Songs start over the high-speed Disfear-style modified d-beat that is played more rigidly than its original UK inspiration and so fosters a healthy environment for driving music, which Elddop offers in mixed metal and bluesy hard rock riffs for verses and At the Gates style melodic twists and turns for choruses. Over this the vocalist approximates a decent black metal vocal with varied emphasis except at the end of each phrase where he reverts to hardcore phrasing to emphasize the rhythmic hook. It is not unpleasant to listen to, and thanks to the superior musical abilities of these players is in fact a bit of fun, but it lacks anything to make a listener pick this album up again. Martyrdöd does not nail a certain feeling, a moment, an experience or an idea but rather makes sonic wallpaper of the intersection of ideas in a single experience of vague resistance but basically a desire for some hard rock riffs in a new form.

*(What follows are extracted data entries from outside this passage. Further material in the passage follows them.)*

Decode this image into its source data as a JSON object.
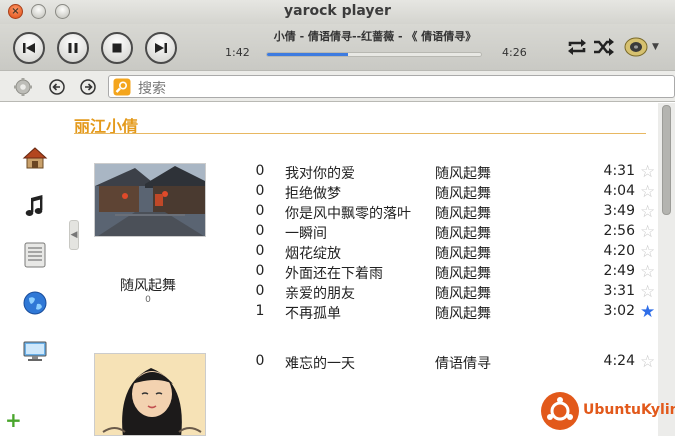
{
  "window": {
    "title": "yarock player"
  },
  "player": {
    "now_playing": "小倩 - 倩语倩寻--红蔷薇 - 《 倩语倩寻》",
    "elapsed": "1:42",
    "total": "4:26",
    "progress_fraction": 0.38
  },
  "search": {
    "placeholder": "搜索"
  },
  "library": {
    "artist": "丽江小倩",
    "albums": [
      {
        "name": "随风起舞",
        "count": "0",
        "tracks": [
          {
            "count": "0",
            "title": "我对你的爱",
            "album": "随风起舞",
            "duration": "4:31",
            "favorite": false
          },
          {
            "count": "0",
            "title": "拒绝做梦",
            "album": "随风起舞",
            "duration": "4:04",
            "favorite": false
          },
          {
            "count": "0",
            "title": "你是风中飘零的落叶",
            "album": "随风起舞",
            "duration": "3:49",
            "favorite": false
          },
          {
            "count": "0",
            "title": "一瞬间",
            "album": "随风起舞",
            "duration": "2:56",
            "favorite": false
          },
          {
            "count": "0",
            "title": "烟花绽放",
            "album": "随风起舞",
            "duration": "4:20",
            "favorite": false
          },
          {
            "count": "0",
            "title": "外面还在下着雨",
            "album": "随风起舞",
            "duration": "2:49",
            "favorite": false
          },
          {
            "count": "0",
            "title": "亲爱的朋友",
            "album": "随风起舞",
            "duration": "3:31",
            "favorite": false
          },
          {
            "count": "1",
            "title": "不再孤单",
            "album": "随风起舞",
            "duration": "3:02",
            "favorite": true
          }
        ]
      },
      {
        "name": "倩语倩寻",
        "tracks": [
          {
            "count": "0",
            "title": "难忘的一天",
            "album": "倩语倩寻",
            "duration": "4:24",
            "favorite": false
          }
        ]
      }
    ]
  },
  "watermark": {
    "text": "UbuntuKylin"
  },
  "colors": {
    "accent": "#e49a1c",
    "progress": "#3d7be0",
    "favorite": "#2f6ee8",
    "logo": "#e2591b"
  }
}
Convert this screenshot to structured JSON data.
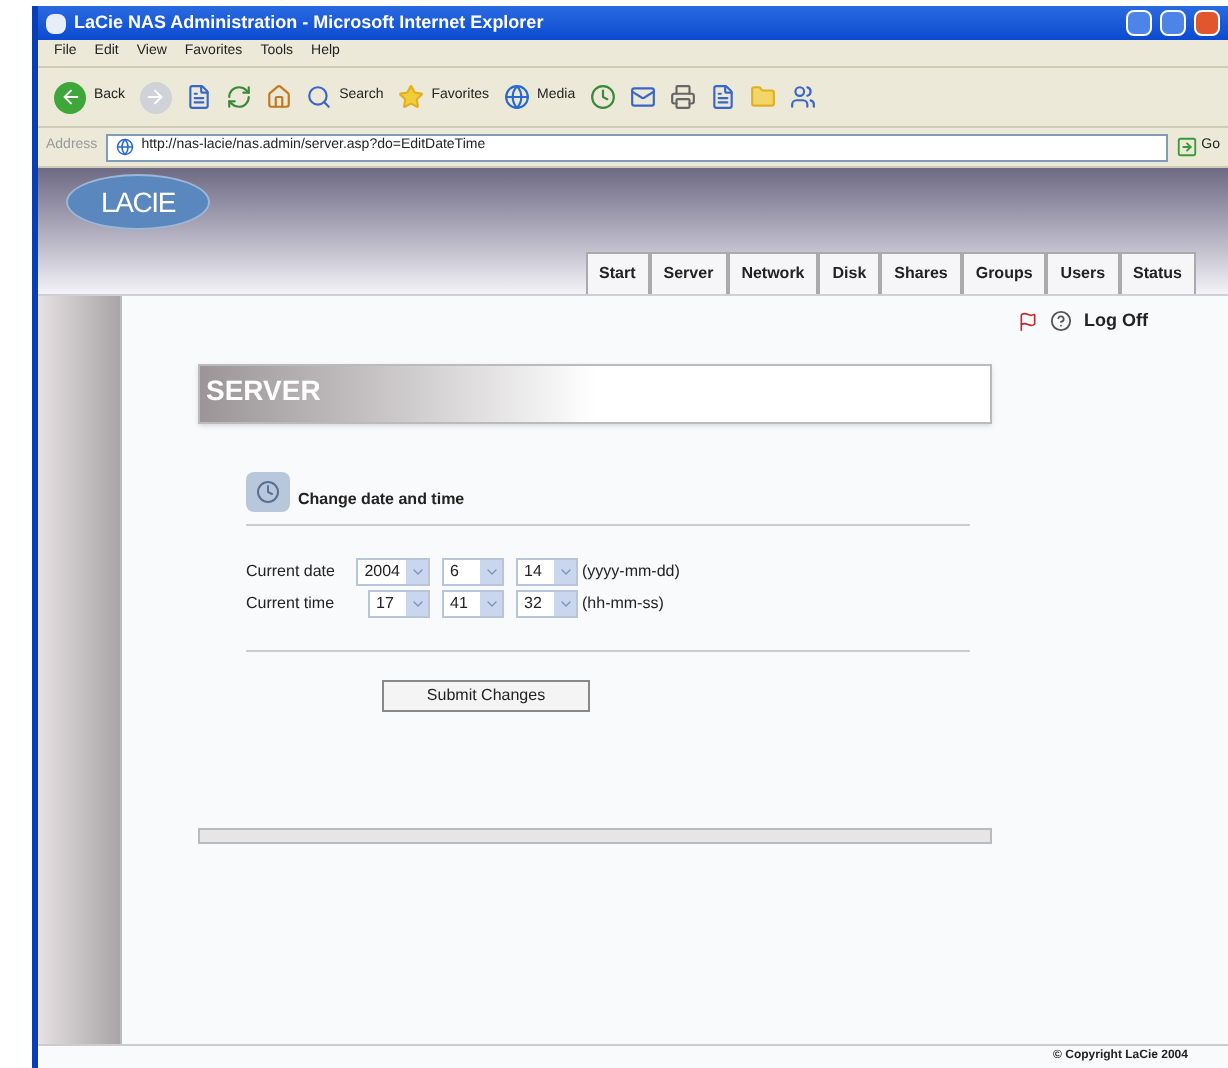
{
  "window": {
    "title": "LaCie NAS Administration - Microsoft Internet Explorer"
  },
  "menu": [
    "File",
    "Edit",
    "View",
    "Favorites",
    "Tools",
    "Help"
  ],
  "toolbar": {
    "back": "Back",
    "search": "Search",
    "favorites": "Favorites",
    "media": "Media"
  },
  "address": {
    "label": "Address",
    "value": "http://nas-lacie/nas.admin/server.asp?do=EditDateTime",
    "go": "Go"
  },
  "logo": "LACIE",
  "tabs": [
    "Start",
    "Server",
    "Network",
    "Disk",
    "Shares",
    "Groups",
    "Users",
    "Status"
  ],
  "logoff": "Log Off",
  "section_title": "SERVER",
  "panel": {
    "heading": "Change date and time",
    "rows": [
      {
        "label": "Current date",
        "fields": [
          "2004",
          "6",
          "14"
        ],
        "format": "(yyyy-mm-dd)"
      },
      {
        "label": "Current time",
        "fields": [
          "17",
          "41",
          "32"
        ],
        "format": "(hh-mm-ss)"
      }
    ],
    "submit": "Submit Changes"
  },
  "footer": "© Copyright LaCie 2004"
}
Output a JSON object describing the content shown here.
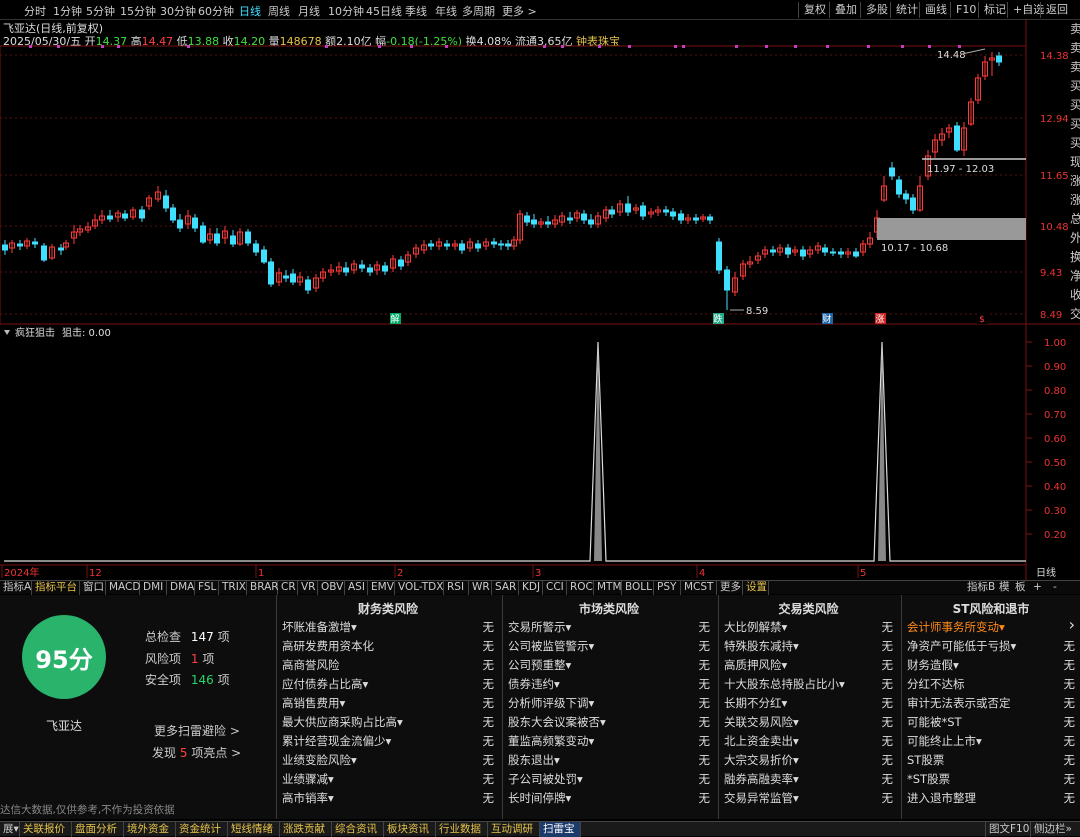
{
  "topbar": {
    "periods": [
      "分时",
      "1分钟",
      "5分钟",
      "15分钟",
      "30分钟",
      "60分钟",
      "日线",
      "周线",
      "月线",
      "10分钟",
      "45日线",
      "季线",
      "年线",
      "多周期",
      "更多 >"
    ],
    "selected": "日线",
    "right_buttons": [
      "复权",
      "叠加",
      "多股",
      "统计",
      "画线",
      "F10",
      "标记",
      "+自选",
      "返回"
    ]
  },
  "stock": {
    "title": "飞亚达(日线,前复权)",
    "date": "2025/05/30/五",
    "open_label": "开",
    "open": "14.37",
    "high_label": "高",
    "high": "14.47",
    "low_label": "低",
    "low": "13.88",
    "close_label": "收",
    "close": "14.20",
    "vol_label": "量",
    "vol": "148678",
    "amount_label": "额",
    "amount": "2.10亿",
    "change_label": "幅",
    "change": "-0.18(-1.25%)",
    "turnover_label": "换",
    "turnover": "4.08%",
    "float_label": "流通",
    "float": "3.65亿",
    "gem": "钟表珠宝"
  },
  "price_axis": [
    "14.38",
    "12.94",
    "11.65",
    "10.48",
    "9.43",
    "8.49"
  ],
  "annotations": {
    "high_mark": "14.48",
    "low_mark": "8.59",
    "zone_upper": "11.97 - 12.03",
    "zone_lower": "10.17 - 10.68"
  },
  "event_markers": [
    "解",
    "跌",
    "财",
    "涨",
    "$"
  ],
  "indicator": {
    "name": "疯狂狙击",
    "value_label": "狙击: 0.00"
  },
  "osc_axis": [
    "1.00",
    "0.90",
    "0.80",
    "0.70",
    "0.60",
    "0.50",
    "0.40",
    "0.30",
    "0.20"
  ],
  "time_axis": [
    "2024年",
    "12",
    "1",
    "2",
    "3",
    "4",
    "5"
  ],
  "period_label": "日线",
  "right_strip": [
    "卖",
    "卖",
    "卖",
    "买",
    "买",
    "买",
    "买",
    "现",
    "涨",
    "涨",
    "总",
    "外",
    "换",
    "净",
    "收",
    "交"
  ],
  "indicator_tabs": [
    "指标A",
    "指标平台",
    "窗口",
    "MACD",
    "DMI",
    "DMA",
    "FSL",
    "TRIX",
    "BRAR",
    "CR",
    "VR",
    "OBV",
    "ASI",
    "EMV",
    "VOL-TDX",
    "RSI",
    "WR",
    "SAR",
    "KDJ",
    "CCI",
    "ROC",
    "MTM",
    "BOLL",
    "PSY",
    "MCST",
    "更多",
    "设置"
  ],
  "indicator_tabs_right": [
    "指标B",
    "模",
    "板",
    "+",
    "-"
  ],
  "scan": {
    "score": "95分",
    "name": "飞亚达",
    "total_label": "总检查",
    "total": "147",
    "unit": "项",
    "risk_label": "风险项",
    "risk": "1",
    "safe_label": "安全项",
    "safe": "146",
    "more_link": "更多扫雷避险 >",
    "found_prefix": "发现",
    "found_count": "5",
    "found_suffix": "项亮点 >",
    "disclaimer": "达信大数据,仅供参考,不作为投资依据"
  },
  "categories": [
    {
      "title": "财务类风险",
      "items": [
        "坏账准备激增▾",
        "高研发费用资本化",
        "高商誉风险",
        "应付债券占比高▾",
        "高销售费用▾",
        "最大供应商采购占比高▾",
        "累计经营现金流偏少▾",
        "业绩变脸风险▾",
        "业绩骤减▾",
        "高市销率▾"
      ]
    },
    {
      "title": "市场类风险",
      "items": [
        "交易所警示▾",
        "公司被监管警示▾",
        "公司预重整▾",
        "债券违约▾",
        "分析师评级下调▾",
        "股东大会议案被否▾",
        "董监高频繁变动▾",
        "股东退出▾",
        "子公司被处罚▾",
        "长时间停牌▾"
      ]
    },
    {
      "title": "交易类风险",
      "items": [
        "大比例解禁▾",
        "特殊股东减持▾",
        "高质押风险▾",
        "十大股东总持股占比小▾",
        "长期不分红▾",
        "关联交易风险▾",
        "北上资金卖出▾",
        "大宗交易折价▾",
        "融券高融卖率▾",
        "交易异常监管▾"
      ]
    },
    {
      "title": "ST风险和退市",
      "items": [
        "会计师事务所变动▾",
        "净资产可能低于亏损▾",
        "财务造假▾",
        "分红不达标",
        "审计无法表示或否定",
        "可能被*ST",
        "可能终止上市▾",
        "ST股票",
        "*ST股票",
        "进入退市整理"
      ]
    }
  ],
  "none_label": "无",
  "bottom_tabs": [
    "展▾",
    "关联报价",
    "盘面分析",
    "境外资金",
    "资金统计",
    "短线情绪",
    "涨跌贡献",
    "综合资讯",
    "板块资讯",
    "行业数据",
    "互动调研",
    "扫雷宝"
  ],
  "bottom_right": [
    "图文F10",
    "侧边栏»"
  ],
  "colors": {
    "up": "#ff3b3b",
    "down": "#3fe0ff",
    "score_bg": "#29b36b",
    "gold": "#e6c34a"
  }
}
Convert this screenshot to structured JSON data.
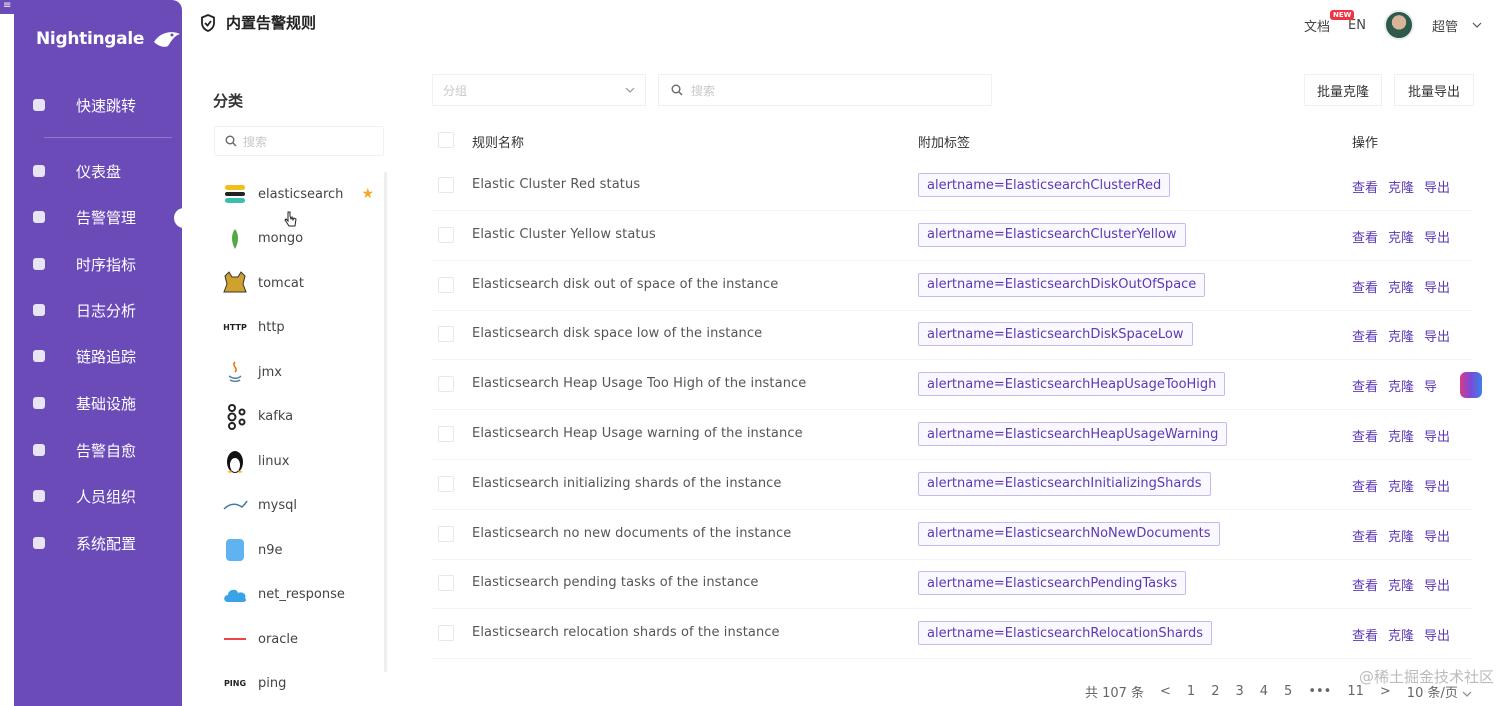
{
  "app": {
    "name": "Nightingale",
    "top_handle": "≡"
  },
  "sidebar": {
    "items": [
      {
        "label": "快速跳转",
        "icon": "search-icon"
      },
      {
        "label": "仪表盘",
        "icon": "dashboard-icon"
      },
      {
        "label": "告警管理",
        "icon": "alarm-bell-icon",
        "active": true
      },
      {
        "label": "时序指标",
        "icon": "chart-icon"
      },
      {
        "label": "日志分析",
        "icon": "document-icon"
      },
      {
        "label": "链路追踪",
        "icon": "trace-icon"
      },
      {
        "label": "基础设施",
        "icon": "target-icon"
      },
      {
        "label": "告警自愈",
        "icon": "terminal-icon"
      },
      {
        "label": "人员组织",
        "icon": "user-icon"
      },
      {
        "label": "系统配置",
        "icon": "grid-icon"
      }
    ]
  },
  "header": {
    "title": "内置告警规则",
    "doc_label": "文档",
    "doc_badge": "NEW",
    "lang": "EN",
    "user": "超管"
  },
  "categories": {
    "title": "分类",
    "search_placeholder": "搜索",
    "items": [
      {
        "label": "elasticsearch",
        "icon": "elasticsearch-icon",
        "starred": true
      },
      {
        "label": "mongo",
        "icon": "mongo-leaf-icon"
      },
      {
        "label": "tomcat",
        "icon": "tomcat-icon"
      },
      {
        "label": "http",
        "icon": "http-icon",
        "icon_text": "HTTP"
      },
      {
        "label": "jmx",
        "icon": "java-icon"
      },
      {
        "label": "kafka",
        "icon": "kafka-icon"
      },
      {
        "label": "linux",
        "icon": "linux-penguin-icon"
      },
      {
        "label": "mysql",
        "icon": "mysql-icon"
      },
      {
        "label": "n9e",
        "icon": "n9e-icon"
      },
      {
        "label": "net_response",
        "icon": "cloud-icon"
      },
      {
        "label": "oracle",
        "icon": "oracle-icon"
      },
      {
        "label": "ping",
        "icon": "ping-icon",
        "icon_text": "PING"
      }
    ]
  },
  "toolbar": {
    "group_placeholder": "分组",
    "search_placeholder": "搜索",
    "batch_clone": "批量克隆",
    "batch_export": "批量导出"
  },
  "table": {
    "columns": {
      "name": "规则名称",
      "tags": "附加标签",
      "ops": "操作"
    },
    "op_labels": {
      "view": "查看",
      "clone": "克隆",
      "export": "导出"
    },
    "rows": [
      {
        "name": "Elastic Cluster Red status",
        "tag": "alertname=ElasticsearchClusterRed",
        "export": "导出"
      },
      {
        "name": "Elastic Cluster Yellow status",
        "tag": "alertname=ElasticsearchClusterYellow",
        "export": "导出"
      },
      {
        "name": "Elasticsearch disk out of space of the instance",
        "tag": "alertname=ElasticsearchDiskOutOfSpace",
        "export": "导出"
      },
      {
        "name": "Elasticsearch disk space low of the instance",
        "tag": "alertname=ElasticsearchDiskSpaceLow",
        "export": "导出"
      },
      {
        "name": "Elasticsearch Heap Usage Too High of the instance",
        "tag": "alertname=ElasticsearchHeapUsageTooHigh",
        "export": "导"
      },
      {
        "name": "Elasticsearch Heap Usage warning of the instance",
        "tag": "alertname=ElasticsearchHeapUsageWarning",
        "export": "导出"
      },
      {
        "name": "Elasticsearch initializing shards of the instance",
        "tag": "alertname=ElasticsearchInitializingShards",
        "export": "导出"
      },
      {
        "name": "Elasticsearch no new documents of the instance",
        "tag": "alertname=ElasticsearchNoNewDocuments",
        "export": "导出"
      },
      {
        "name": "Elasticsearch pending tasks of the instance",
        "tag": "alertname=ElasticsearchPendingTasks",
        "export": "导出"
      },
      {
        "name": "Elasticsearch relocation shards of the instance",
        "tag": "alertname=ElasticsearchRelocationShards",
        "export": "导出"
      }
    ]
  },
  "pagination": {
    "total": "共 107 条",
    "prev": "<",
    "pages": [
      "1",
      "2",
      "3",
      "4",
      "5"
    ],
    "ellipsis": "•••",
    "last": "11",
    "next": ">",
    "page_size": "10 条/页"
  },
  "watermark": "@稀土掘金技术社区",
  "colors": {
    "sidebar": "#6a4bb8",
    "accent": "#5c39b3",
    "star": "#f5a623"
  }
}
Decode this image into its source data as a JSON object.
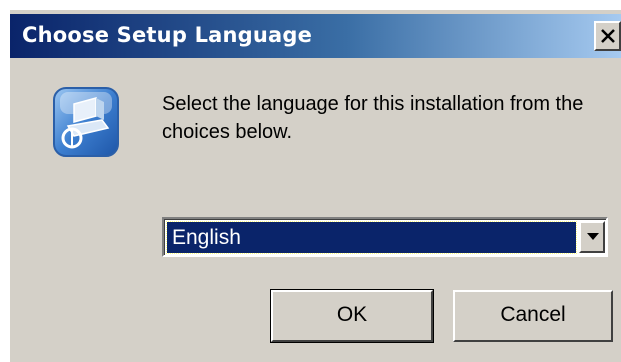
{
  "window": {
    "title": "Choose Setup Language",
    "close_icon": "close-icon"
  },
  "icon": {
    "name": "setup-computer-icon"
  },
  "message": "Select the language for this installation from the choices below.",
  "language_select": {
    "selected": "English"
  },
  "buttons": {
    "ok_label": "OK",
    "cancel_label": "Cancel"
  },
  "colors": {
    "title_bar_start": "#0a246a",
    "title_bar_end": "#a6caf0",
    "dialog_background": "#d4d0c8",
    "selection": "#0a246a"
  }
}
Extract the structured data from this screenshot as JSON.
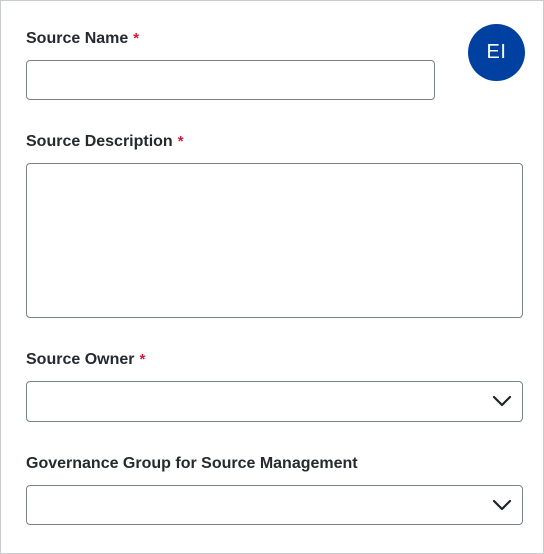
{
  "form": {
    "source_name": {
      "label": "Source Name",
      "required_marker": "*",
      "value": "",
      "placeholder": ""
    },
    "source_description": {
      "label": "Source Description",
      "required_marker": "*",
      "value": "",
      "placeholder": ""
    },
    "source_owner": {
      "label": "Source Owner",
      "required_marker": "*",
      "selected": ""
    },
    "governance_group": {
      "label": "Governance Group for Source Management",
      "selected": ""
    }
  },
  "avatar": {
    "initials": "EI",
    "color": "#0040a0"
  },
  "icons": {
    "dropdown": "chevron-down-icon"
  },
  "colors": {
    "required": "#d1193b",
    "border": "#7a818a"
  }
}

Naturally this opinion will be controversial because it is hard to argue with the better musical knowledge on this album. But in art, as in music, technical knowledge is a means to an end, and when it becomes an end in itself, it eclipses the purpose of art which is to communicate a profound realization in an aesthetically pleasing way. Elddop nails aesthetically pleasing, but by doing so in the empty aggregate intersection of many styles, creates merely a high-tech form of elevator music with crust and metal flavoring.